If your path is sensitive to 200us of latency you should probably optimize your application and tune your GC. Typically 200us for freeing all unreachable memory is not a big deal.

jcelerier 1846 days ago

> If your path is sensitive to 200us of latency you should probably optimize your application and tune your GC.

okay, you've done this, three years later and it's the same thing again since you need to accomodate the new features. your users haven't upgraded their computers. what do you do ?

pjmlp 1846 days ago

Run a profiler and optimize again.

jcelerier 1846 days ago

Your original code is already optimized as much as is possible outside of the things mentioned by OP

pjmlp 1846 days ago

Don't guess, measure.

Then just like C, writing a tiny set of functions in Assembly is always an option.

harikb 1847 days ago

Properly written Go code (or even Java for that matter) will try to minimize allocations. For Java, unless I am mistaken pause-less GC is only offered by Azul - $$

RhodesianHunter 1847 days ago

>or even Java

Just in case you may be unaware, the latest GCs for Java (Shenandoah, ZGC) are miles ahead of anything available for Go due to sheer age and manpower. Parallel and Pauseless are easily achievable in most cases.

geodel 1846 days ago

> Latest GCs for Java (Shenandoah, ZGC) are miles ahead of anything available.

Beyond hyperbole, do you have any actual comparison of Go vs Java GC performance?

morelisp 1846 days ago

Java's GC is better but Go's GC is also parallel and "pauseless" - iirc ZGC is 50-500usec which is comparable to Go's target 200usec.

The point is, neither is "five orders of magnitude" below 20ms. And neither needs zero CPU even if it doesn't block other threads.

morelisp 1847 days ago

Yeah, the whole point of the article is that gRPC v2 (and frankly v1 for that matter) are not “properly written” to do this.

brandmeyer 1847 days ago

3% regression in QPS, 20% regression in CPU, and 5% regression in memory usage according to the article. Those are considerably worse than "5 orders of magnitude below".

harikb 1847 days ago

GP meant 5 orders of magnitude below "20 ms". 20 ms is a lot of time.
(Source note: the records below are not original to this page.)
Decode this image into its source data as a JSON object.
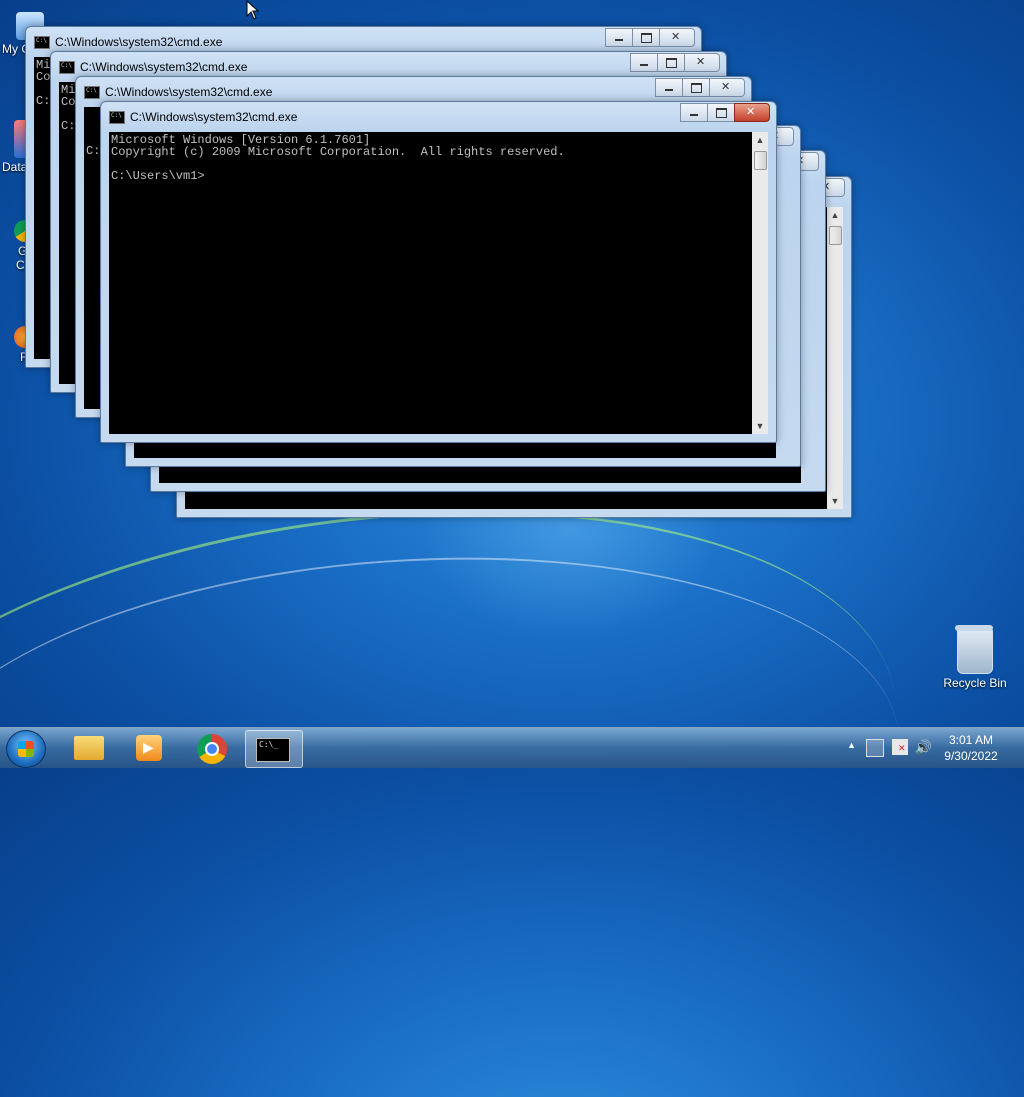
{
  "desktop": {
    "icons": [
      {
        "label": "My C"
      },
      {
        "label": "Data"
      },
      {
        "label": "G"
      },
      {
        "label": "C"
      },
      {
        "label": "Firefo"
      },
      {
        "label": "Recycle Bin"
      }
    ]
  },
  "windows": [
    {
      "title": "C:\\Windows\\system32\\cmd.exe",
      "lines": [
        "Mi",
        "Co",
        "",
        "C:"
      ]
    },
    {
      "title": "C:\\Windows\\system32\\cmd.exe",
      "lines": [
        "Mi",
        "Co",
        "",
        "C:"
      ]
    },
    {
      "title": "C:\\Windows\\system32\\cmd.exe",
      "lines": [
        "",
        "",
        "",
        "C:"
      ]
    },
    {
      "title": "C:\\Windows\\system32\\cmd.exe",
      "lines": [
        "Microsoft Windows [Version 6.1.7601]",
        "Copyright (c) 2009 Microsoft Corporation.  All rights reserved.",
        "",
        "C:\\Users\\vm1>"
      ]
    }
  ],
  "taskbar": {
    "items": [
      "start-orb",
      "windows-explorer",
      "media-player",
      "google-chrome",
      "command-prompt"
    ]
  },
  "tray": {
    "time": "3:01 AM",
    "date": "9/30/2022"
  },
  "icons": {
    "arrow_up": "▲",
    "speaker": "🔊",
    "scroll_up": "▲",
    "scroll_down": "▼"
  }
}
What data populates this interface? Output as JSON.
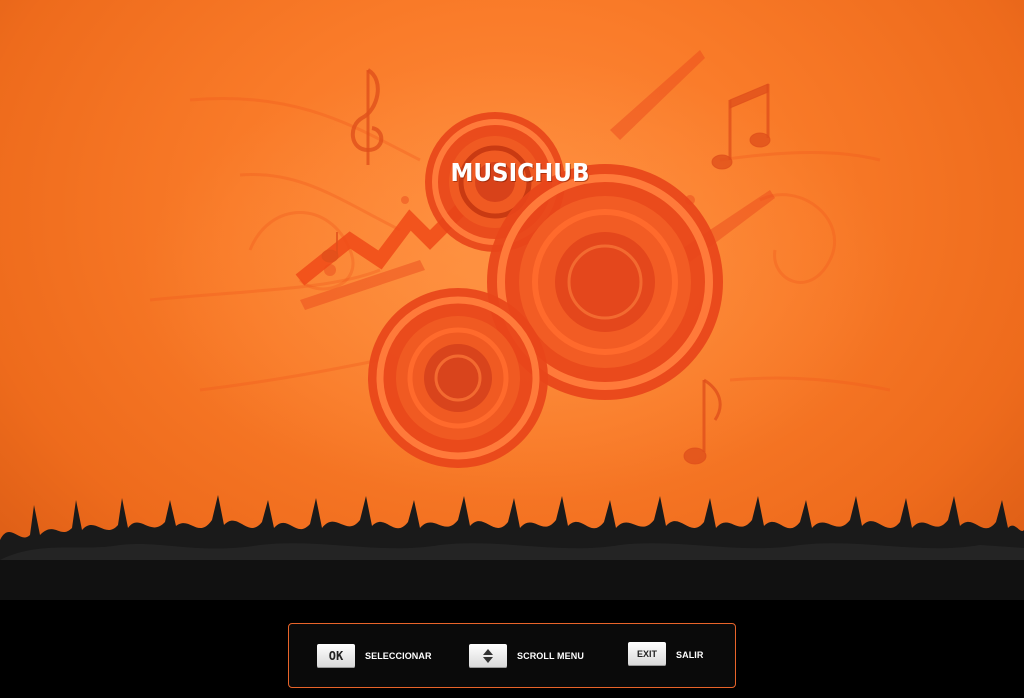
{
  "app": {
    "title": "MUSICHUB"
  },
  "hints": {
    "ok_key": "OK",
    "ok_label": "SELECCIONAR",
    "scroll_label": "SCROLL MENU",
    "exit_key": "EXIT",
    "exit_label": "SALIR"
  },
  "icons": {
    "scroll_key": "up-down-arrows-icon",
    "background_art": "speakers-music-notes-illustration",
    "crowd": "crowd-silhouette"
  },
  "colors": {
    "background_orange": "#f97a28",
    "speaker_red": "#e8451a",
    "hint_border": "#e8642a",
    "footer": "#000000"
  }
}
There is nothing one can do to a, say, a 1 kilo byte buffer that will cross 1 ms in any language. My own Go code doesn't cross more than few micros per message.

brandmeyer 1846 days ago

GP's root claim is that protobuf serialization/deserialization performance shouldn't matter, on an article where a user is specifically demonstrating that it does matter.

joshuamorton 1846 days ago

The usecase described in the article, and the usecase described in the top post in this thread aren't the same usecase. If you aren't throughput bound, a 5% regression in parse speed doesn't matter if your goal is to stay under 20ms and parsing takes 17 us. Sure it now takes 19 us, which is a regression of 2 us out of 20ms, or 1/10000th of your time.